過保護は会社と社員の未来を滅ぼす
社員を大切にする会社しているようで、大切にしていない会社。
それは、社員を過保護にする会社です。
高い給料に手厚い福利厚生、自由な働き方と自由に使える経費。社員が経営陣に言いたいことを言える。そしてそれが反映される。解雇もしない。給与も下げない。
非常に恵まれた会社のように見えます。そして社員には実際、恵まれた会社でしょう。
しかし、残念ながらそういった会社に未来はありません。
欠けているのは、厳しさ。
社員を過保護にし続けると、3歳の駄々っ子のように、「あれがないとできない」「これがないとモチベーションが上がらない」とどんどん甘えます。中には、「仕事してもしなくても解雇もされないし、給与も下がらない。だから遊んでしまえ」という方も出てきます。「面倒だからやらない」「やりたくないからやらない」と面と向かって話す社員も出てきます。
「文句を言えば社長がなんとかしてくれる。他の人が動いてくれる。」そんなモンスター社員を生み出すのが、社員を過保護にすることです。
すると真面目な社員に仕事がしわ寄せされ、経営者は社員を保護するために今まで以上に働かなければなりません。働かない社員が遊びながら安定した給料をもらい、真面目な社員が必死に働く組織。そんな環境で働くのがバカバカしくなり、次から次へと退職していきます。また働かない社員を養うために働き続けることで、経営者によっては「何のために働いているのか」と自問自答する方も少なくありません。
しかし、それは経営者自身が招いた種なのです。
社員が経営者ほど強い気持ちでいることは稀です。甘えることも多々あるでしょう。しかし、その甘えを許さないのが厳しさです。厳しい会社には強烈なカルチャーがあります。それは経営者の会社に対する想いから生まれたものです。
「こういう組織を作りたい!」「こんな社員にとっては最高の職場だ!」
その思いと現実の組織の間に一貫性が生まれ、それがいつしか強烈なカルチャーとなっていきます。強烈なカルチャーのある会社では、自然とその会社では「選別」が生まれます。ある人にとっては天国だけれど、ある人にとっては地獄に感じる環境となるのです。

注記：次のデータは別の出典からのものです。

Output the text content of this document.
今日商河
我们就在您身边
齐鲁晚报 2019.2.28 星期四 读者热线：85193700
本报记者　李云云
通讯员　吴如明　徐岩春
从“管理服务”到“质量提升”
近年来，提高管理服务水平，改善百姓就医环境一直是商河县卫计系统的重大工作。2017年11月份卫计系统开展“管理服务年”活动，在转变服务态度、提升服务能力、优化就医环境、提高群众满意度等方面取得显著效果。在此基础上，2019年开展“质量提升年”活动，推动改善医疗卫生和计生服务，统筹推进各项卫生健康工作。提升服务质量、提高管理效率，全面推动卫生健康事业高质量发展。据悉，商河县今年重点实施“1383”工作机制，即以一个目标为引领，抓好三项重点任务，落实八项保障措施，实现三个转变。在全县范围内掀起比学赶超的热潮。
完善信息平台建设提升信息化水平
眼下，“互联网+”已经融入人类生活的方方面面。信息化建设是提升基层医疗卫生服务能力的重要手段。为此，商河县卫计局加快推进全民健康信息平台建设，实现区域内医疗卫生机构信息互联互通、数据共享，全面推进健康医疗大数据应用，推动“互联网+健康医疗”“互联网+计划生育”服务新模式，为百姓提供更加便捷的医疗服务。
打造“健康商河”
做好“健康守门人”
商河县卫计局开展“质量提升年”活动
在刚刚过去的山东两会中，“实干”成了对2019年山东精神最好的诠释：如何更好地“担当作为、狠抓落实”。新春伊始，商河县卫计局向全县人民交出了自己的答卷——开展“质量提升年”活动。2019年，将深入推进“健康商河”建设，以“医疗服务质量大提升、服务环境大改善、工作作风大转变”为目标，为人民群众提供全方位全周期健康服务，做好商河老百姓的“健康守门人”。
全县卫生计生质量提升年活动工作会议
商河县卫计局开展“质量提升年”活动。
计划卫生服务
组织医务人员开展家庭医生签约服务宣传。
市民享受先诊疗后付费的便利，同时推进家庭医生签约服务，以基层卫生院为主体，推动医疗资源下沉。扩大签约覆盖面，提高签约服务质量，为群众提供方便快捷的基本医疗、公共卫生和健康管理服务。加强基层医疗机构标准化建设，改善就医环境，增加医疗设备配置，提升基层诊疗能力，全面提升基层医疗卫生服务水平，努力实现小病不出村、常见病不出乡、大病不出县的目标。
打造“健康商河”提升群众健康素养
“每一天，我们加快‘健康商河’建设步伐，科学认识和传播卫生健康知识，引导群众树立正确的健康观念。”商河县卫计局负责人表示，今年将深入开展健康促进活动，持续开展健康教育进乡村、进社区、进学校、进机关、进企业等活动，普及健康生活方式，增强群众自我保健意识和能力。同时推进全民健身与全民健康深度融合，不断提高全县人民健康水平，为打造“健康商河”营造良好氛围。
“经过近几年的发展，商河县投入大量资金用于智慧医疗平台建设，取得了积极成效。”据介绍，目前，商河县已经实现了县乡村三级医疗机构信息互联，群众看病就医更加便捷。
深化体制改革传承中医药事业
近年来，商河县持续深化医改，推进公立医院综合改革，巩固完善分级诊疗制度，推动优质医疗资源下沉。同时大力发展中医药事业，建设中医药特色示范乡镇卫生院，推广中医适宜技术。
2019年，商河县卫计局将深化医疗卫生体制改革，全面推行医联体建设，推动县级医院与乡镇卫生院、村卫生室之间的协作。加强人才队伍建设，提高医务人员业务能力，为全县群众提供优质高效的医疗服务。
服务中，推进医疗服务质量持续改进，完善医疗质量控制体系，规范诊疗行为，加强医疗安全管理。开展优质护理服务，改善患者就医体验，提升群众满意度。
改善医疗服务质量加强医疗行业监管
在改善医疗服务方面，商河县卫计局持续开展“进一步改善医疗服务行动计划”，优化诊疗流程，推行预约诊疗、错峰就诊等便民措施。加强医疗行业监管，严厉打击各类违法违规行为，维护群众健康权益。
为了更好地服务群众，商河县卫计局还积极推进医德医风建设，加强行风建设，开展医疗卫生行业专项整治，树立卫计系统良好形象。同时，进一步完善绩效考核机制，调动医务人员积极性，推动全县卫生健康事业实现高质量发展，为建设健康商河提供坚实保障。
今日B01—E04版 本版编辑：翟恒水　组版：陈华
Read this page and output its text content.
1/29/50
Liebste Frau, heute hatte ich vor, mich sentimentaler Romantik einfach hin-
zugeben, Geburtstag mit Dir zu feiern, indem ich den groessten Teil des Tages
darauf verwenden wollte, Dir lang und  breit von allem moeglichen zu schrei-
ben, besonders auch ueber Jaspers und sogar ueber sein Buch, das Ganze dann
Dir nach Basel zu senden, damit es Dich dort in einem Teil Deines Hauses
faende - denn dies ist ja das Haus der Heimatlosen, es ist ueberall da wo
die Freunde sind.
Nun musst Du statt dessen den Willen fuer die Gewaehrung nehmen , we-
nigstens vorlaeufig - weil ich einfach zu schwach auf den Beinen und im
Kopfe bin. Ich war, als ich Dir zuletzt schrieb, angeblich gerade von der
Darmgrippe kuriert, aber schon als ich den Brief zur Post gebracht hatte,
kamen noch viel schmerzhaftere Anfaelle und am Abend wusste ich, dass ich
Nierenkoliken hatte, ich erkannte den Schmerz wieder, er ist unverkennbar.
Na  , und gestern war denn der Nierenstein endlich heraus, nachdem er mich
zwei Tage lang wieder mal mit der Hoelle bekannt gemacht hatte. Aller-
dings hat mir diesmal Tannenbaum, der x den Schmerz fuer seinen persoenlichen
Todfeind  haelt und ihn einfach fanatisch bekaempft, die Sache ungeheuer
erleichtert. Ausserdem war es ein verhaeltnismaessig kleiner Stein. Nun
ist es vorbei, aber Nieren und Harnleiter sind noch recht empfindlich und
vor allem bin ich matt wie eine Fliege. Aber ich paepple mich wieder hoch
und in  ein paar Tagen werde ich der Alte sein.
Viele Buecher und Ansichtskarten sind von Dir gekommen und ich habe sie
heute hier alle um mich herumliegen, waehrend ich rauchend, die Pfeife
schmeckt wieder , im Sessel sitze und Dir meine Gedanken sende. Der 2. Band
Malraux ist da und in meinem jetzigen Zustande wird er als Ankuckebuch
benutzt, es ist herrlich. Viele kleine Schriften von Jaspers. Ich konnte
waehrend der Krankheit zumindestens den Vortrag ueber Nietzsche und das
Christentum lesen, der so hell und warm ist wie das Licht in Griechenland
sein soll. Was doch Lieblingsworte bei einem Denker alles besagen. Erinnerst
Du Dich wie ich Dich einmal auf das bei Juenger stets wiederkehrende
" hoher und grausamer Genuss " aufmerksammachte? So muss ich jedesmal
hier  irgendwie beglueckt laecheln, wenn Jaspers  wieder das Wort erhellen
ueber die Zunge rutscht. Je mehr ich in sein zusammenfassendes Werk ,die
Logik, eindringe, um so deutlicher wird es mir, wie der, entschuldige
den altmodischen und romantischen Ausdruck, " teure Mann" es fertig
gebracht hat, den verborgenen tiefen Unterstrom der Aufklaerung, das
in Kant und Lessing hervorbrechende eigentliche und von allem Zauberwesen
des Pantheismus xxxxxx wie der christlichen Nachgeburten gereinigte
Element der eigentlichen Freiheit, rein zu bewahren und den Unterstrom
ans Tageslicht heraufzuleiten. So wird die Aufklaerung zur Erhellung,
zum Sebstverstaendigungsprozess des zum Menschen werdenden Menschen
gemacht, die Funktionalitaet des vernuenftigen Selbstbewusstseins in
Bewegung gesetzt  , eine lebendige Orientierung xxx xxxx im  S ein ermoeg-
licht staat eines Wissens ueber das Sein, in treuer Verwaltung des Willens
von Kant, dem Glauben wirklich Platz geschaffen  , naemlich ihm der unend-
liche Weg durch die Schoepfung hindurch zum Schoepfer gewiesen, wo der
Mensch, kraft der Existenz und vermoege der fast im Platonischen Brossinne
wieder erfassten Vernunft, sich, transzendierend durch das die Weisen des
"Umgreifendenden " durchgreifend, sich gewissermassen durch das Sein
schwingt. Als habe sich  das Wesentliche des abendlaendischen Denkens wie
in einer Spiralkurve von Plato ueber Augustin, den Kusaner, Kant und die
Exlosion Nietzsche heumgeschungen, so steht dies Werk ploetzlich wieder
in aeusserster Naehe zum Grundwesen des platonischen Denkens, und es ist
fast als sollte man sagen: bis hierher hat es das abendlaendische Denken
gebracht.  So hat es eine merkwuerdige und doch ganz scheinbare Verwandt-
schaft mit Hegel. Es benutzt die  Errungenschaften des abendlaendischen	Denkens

例えば「誰にとっても居場所となる会社」を大切に考える経営者もあります。その中に、他人を蹴落とし、騙してでも上を目指すような人材がいたら、会社のカルチャーは崩壊します。そういったカルチャーに合わない社員にどう対応していくのかも経営者の考える仕事です。そこに当然厳しさが発生します。最悪なのは放置すること。カルチャーが守られなければ一貫性を保つことはできません。すると、モンスター社員が生まれ、真面目な社員から信頼を失います。
社員を大切にすることは、社員を甘やかすことではありません。お互いに納得のある評価基準を作り、評価していくこと。その中には厳しさも当然のごとく生まれます。
甘やかされた社員は、他の会社に行っても通用しません。実力以上の待遇を受けていたため、「こんなはずではない」と繰り返し、何度も転職を繰り返すことでしょう。それは社員の未来にとっても良くないことです。社員を本当の意味で守ることにはつながりません。
社員を過保護にしていないか。もう一度改めて考えてみても良いかもしれません。